John Wyles: A bad time to lose your nerve

06 June 2013

This is the worst time to be suffering a loss of nerve, comments Wyles in this EV article. Yet the EU's leadership is shirking difficult decisions and resorting to a busy cynicism.

For recent evidence, look no further than last week's joint statement by Chancellor Angela Merkel and President François Hollande vacuously titled “France and Germany: Together for a stronger Europe of stability and growth". Presenting an initiative allegedly marking the 50th anniversary of the Franco-German Treaty of Friendship, they rehashed and recycled a ragbag of policies for youth unemployment, financing for SMEs and economic policy coordination that are already slowly meandering their way through the EU's decision-making processes. They also served up a breathtakingly complacent treatment for the ills of European banking – a sort of ‘banking union lite' in which any possibility of eurozone members sharing financial responsibilities for bank resolution and consolidation was kicked into the distant future.

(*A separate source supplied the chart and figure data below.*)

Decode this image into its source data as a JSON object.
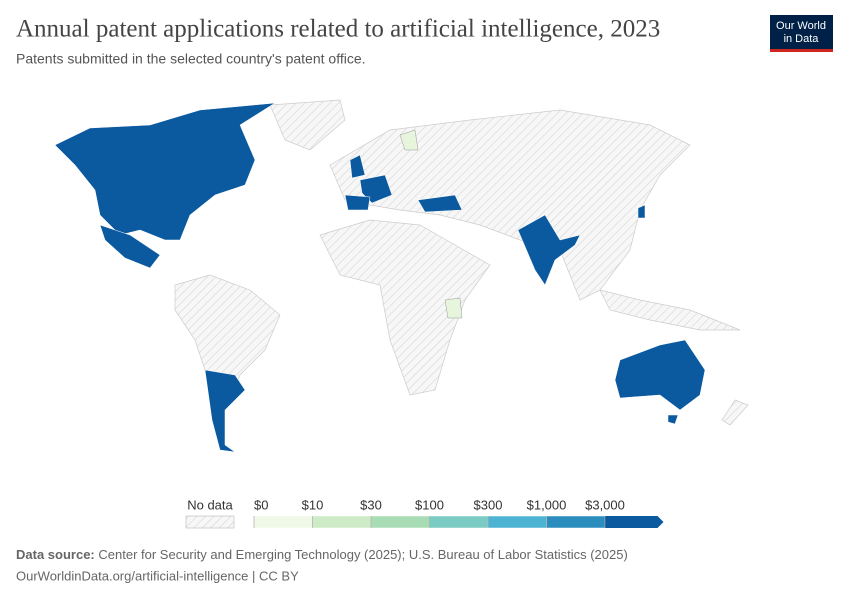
{
  "header": {
    "title": "Annual patent applications related to artificial intelligence, 2023",
    "subtitle": "Patents submitted in the selected country's patent office."
  },
  "logo": {
    "line1": "Our World",
    "line2": "in Data"
  },
  "legend": {
    "no_data": "No data",
    "ticks": [
      {
        "value": 0,
        "label": "$0"
      },
      {
        "value": 10,
        "label": "$10"
      },
      {
        "value": 30,
        "label": "$30"
      },
      {
        "value": 100,
        "label": "$100"
      },
      {
        "value": 300,
        "label": "$300"
      },
      {
        "value": 1000,
        "label": "$1,000"
      },
      {
        "value": 3000,
        "label": "$3,000"
      }
    ],
    "colors": [
      "#f0f9e8",
      "#cdebc5",
      "#a8dcb5",
      "#7acbc4",
      "#4cb3d3",
      "#2b8cbe",
      "#0b5aa0"
    ]
  },
  "footer": {
    "source_label": "Data source:",
    "source": "Center for Security and Emerging Technology (2025); U.S. Bureau of Labor Statistics (2025)",
    "url": "OurWorldinData.org/artificial-intelligence | CC BY"
  }
}
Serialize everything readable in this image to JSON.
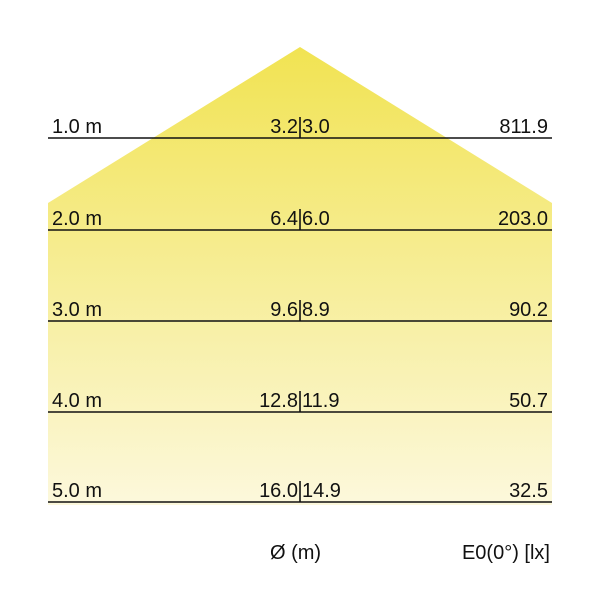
{
  "colors": {
    "cone_top": "#f1e352",
    "cone_bottom": "#fcf8dc",
    "line": "#111111"
  },
  "rows": [
    {
      "distance": "1.0 m",
      "diameter_a": "3.2",
      "diameter_b": "3.0",
      "lux": "811.9"
    },
    {
      "distance": "2.0 m",
      "diameter_a": "6.4",
      "diameter_b": "6.0",
      "lux": "203.0"
    },
    {
      "distance": "3.0 m",
      "diameter_a": "9.6",
      "diameter_b": "8.9",
      "lux": "90.2"
    },
    {
      "distance": "4.0 m",
      "diameter_a": "12.8",
      "diameter_b": "11.9",
      "lux": "50.7"
    },
    {
      "distance": "5.0 m",
      "diameter_a": "16.0",
      "diameter_b": "14.9",
      "lux": "32.5"
    }
  ],
  "footer": {
    "diameter_label": "Ø (m)",
    "lux_label": "E0(0°) [lx]"
  }
}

It may be perfectly reasonable, if doomed to fail, for the German chancellor to try to blindfold her electorate to the inevitable reality that Germany will continue to pick up the largest tab for sustaining the eurozone. It is not surprising, though an enormous dereliction of responsibility, that Hollande wants to interprete European solidarity as allowing France to do what it wants when it wants. But it was meretricious of this disparate duo to pretend that they now have a roadmap to lead us promptly out of this crisis.

The Commission's weighty country-by-country analysis and recommendations evoked a previous narrative of nearly a decade ago. Then, the EU was putting on the record its concerns about the impact and consequences of the violations of the Stability and Growth Pact by France and Germany. As a disciplinary force, the pact was shown to be a drooping irrelevance. Eurozone governments continued to frolic towards higher debt and deficits, nicely positioning themselves for a devastating and doomed confrontation with a global financial crisis.

Hollande's irritable assertion that the Commission could not dictate policy to France, and did not need to because Paris knew what to do, revealed a leader who is beginning to crack under the pressure. He is responsible for the eurozone's second largest economy and during a year in office has scarcely addressed its fundamental problems. The Commission has postponed for two years France's obligation to cut the budget deficit to 3 per cent of gross domestic product, on condition that it puts in place a comprehensive structural reform process. There are very real doubts as to whether France will take the pain, even as economic competitiveness continues to deteriorate to the sound of dragging feet.

In a shift of policy bias, the Commission was bowing to the inevitable when it conceded more time to France, the Netherlands, Spain, Poland, Portugal and Slovenia to bring their deficits down to the target of 3 per cent of gross domestic product. Public support is draining fast for a Union that seems to have lost its compass and these governments would have failed, in any case, to meet the 2013 deadline. There is no real grip from the EU and too little real courage in national capitals. Will France take note and grimly embark on its own journey to structural reforms and public spending cuts? Can Italy, Spain and Portugal draw enough political strength to stay the course and tolerate record unemployment?